Pero si hay otra actuación que supere con creces la de Williams es la del otro gran protagonista de la cinta Despertares. Hablamos ni más ni menos que de Robert De Niro. De Niro da vida en el filme al paciente con encefalitis letárgica Leonard Lowe, sobre el que el doctor Malcolm Sayer comenzará a probar la L-Dopa. Él encarna, con la fidelidad más auténtica, a un enfermo completamente paralizado y sin aparente vida interior. A través de Leonard, De Niro es capaz de mostrarnos, de recrear con espasmosa exactitud, el ‘despertar’ y la ‘vuelta a la catatonia’ de los verdaderos pacientes que Sacks trató en el Beth Abraham.
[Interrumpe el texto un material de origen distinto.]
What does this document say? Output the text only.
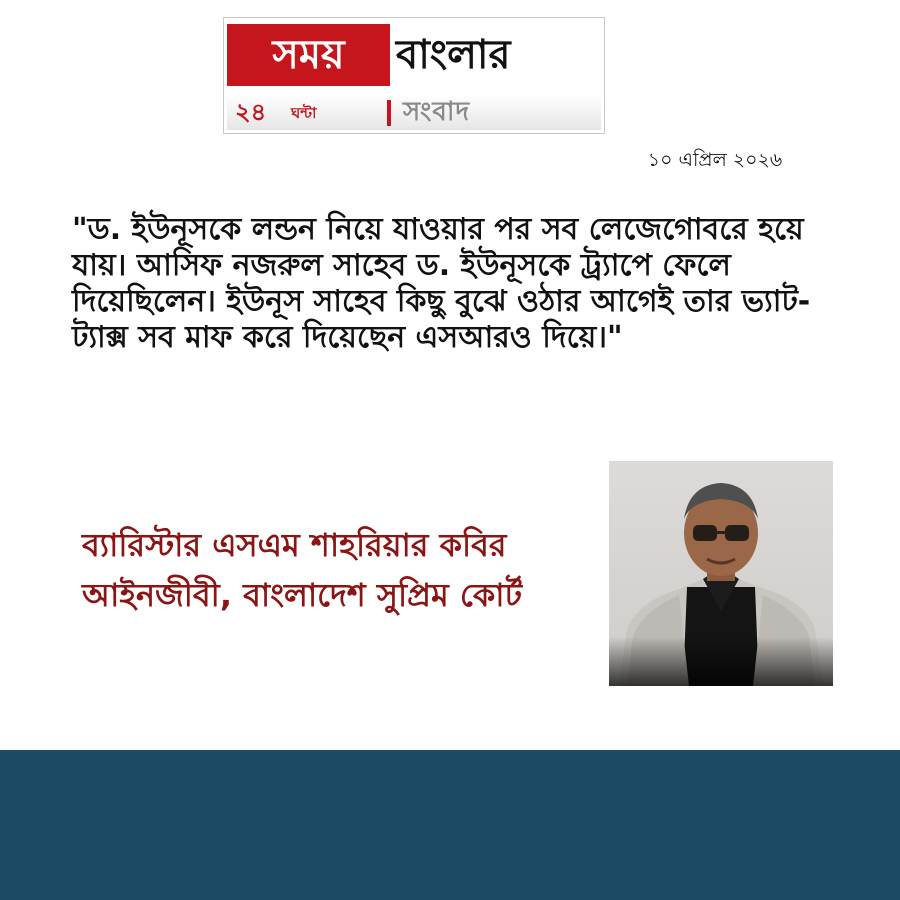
সময়	বাংলার
২৪ ঘন্টা	সংবাদ
১০ এপ্রিল ২০২৬

"ড. ইউনূসকে লন্ডন নিয়ে যাওয়ার পর সব লেজেগোবরে হয়ে যায়। আসিফ নজরুল সাহেব ড. ইউনূসকে ট্র্যাপে ফেলে দিয়েছিলেন। ইউনূস সাহেব কিছু বুঝে ওঠার আগেই তার ভ্যাট-ট্যাক্স সব মাফ করে দিয়েছেন এসআরও দিয়ে।"

ব্যারিস্টার এসএম শাহরিয়ার কবির
আইনজীবী, বাংলাদেশ সুপ্রিম কোর্ট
Su interpretación es tan brutal que alguien como yo, que no vivió esos acontecimientos y no conocía nada de esa enfermedad, he podido sentir en mi propia piel la alegría, la ansiedad, la impotencia, el enfado, la cólera y el dolor que De Niro logra transmitir en los múltiples cambios de estado anímico que sufre su personaje.
Sacks definió para el New York Live Arts el modo de trabajar de De Niro con una palabra: observación. Bob (como se refiere Sacks para hablar de De Niro en su biografía) es una persona tímida y retraída, y aun así, consiguió granjearse el cariño de los pacientes del Beth Abraham, al que acudía con regularidad para conformar su personaje. Una de las pacientes comentó “Bob realmente nos observa, trata de ver a través de nosotros; trata de entendernos”.
Sacks, al respecto de la creación de esta cinta, manifestó en su autobiografía la renuncia a hacer de esta película algo ‘suyo’ diciendo que “introduce diversas subtramas completamente inventadas (…) no era mi guión, no era mi película y tampoco estaba en mis manos”. A pesar de ello, el fallecido neurólogo acabó implicándose muchísimo en el proyecto, pasó horas y horas metido en el plató de rodaje, y fue la mejor y mayor fuente de conocimiento y documentación para todo el equipo de la película: enseñó a los actores cómo se sentaban los enfermos de encefalitis letárgica “inmóviles, con la cara impertérrita y sin pestañear, la cabeza un poco echada hacia atrás o inclinada hacia un lado, la boca tendía a permanecer abierta (…)”
En el momento en el que se llevó a cabo la grabación de la película aún quedaba viva una paciente que había ‘despertado’ en los años 60 gracias a Sack. Lillian Tighe, que así se llamaba, no solo asistió a De Niro en el set de filmación, sino que también hizo un pequeño cameo en la cinta. “Fue impactante el momento en el que ella entró. Era como si la ficción se hiciera una misma con la realidad”, contaba en una conferencia el doctor Sacks.
La película resultó nominada a los Oscar por triplicado: a Mejor Película, Mejor Guión adaptado, y Mejor Actor para Robert De Niro.
“Por encima de todo, he sido un ser sintiente, un animal pensante, en este maravilloso planeta y esto, en sí, ha sido un enorme privilegio y una aventura”, escribió en el New York Times pocos meses antes de morir. Y así es. Sacks fue más allá del mero síntoma, de la mera enfermedad. Se implicó al cien por cien con sus pacientes, dedicando toda su vida a mejorar la de los demás. Fue uno de los pioneros en no dejar de lado los antecedentes y la parte más emocional a la hora de establecer un diagnóstico, porque no concebía los padecimientos físicos sin los emocionales. Descansa Sacks, por el resto de la eternidad, porque lo mereces.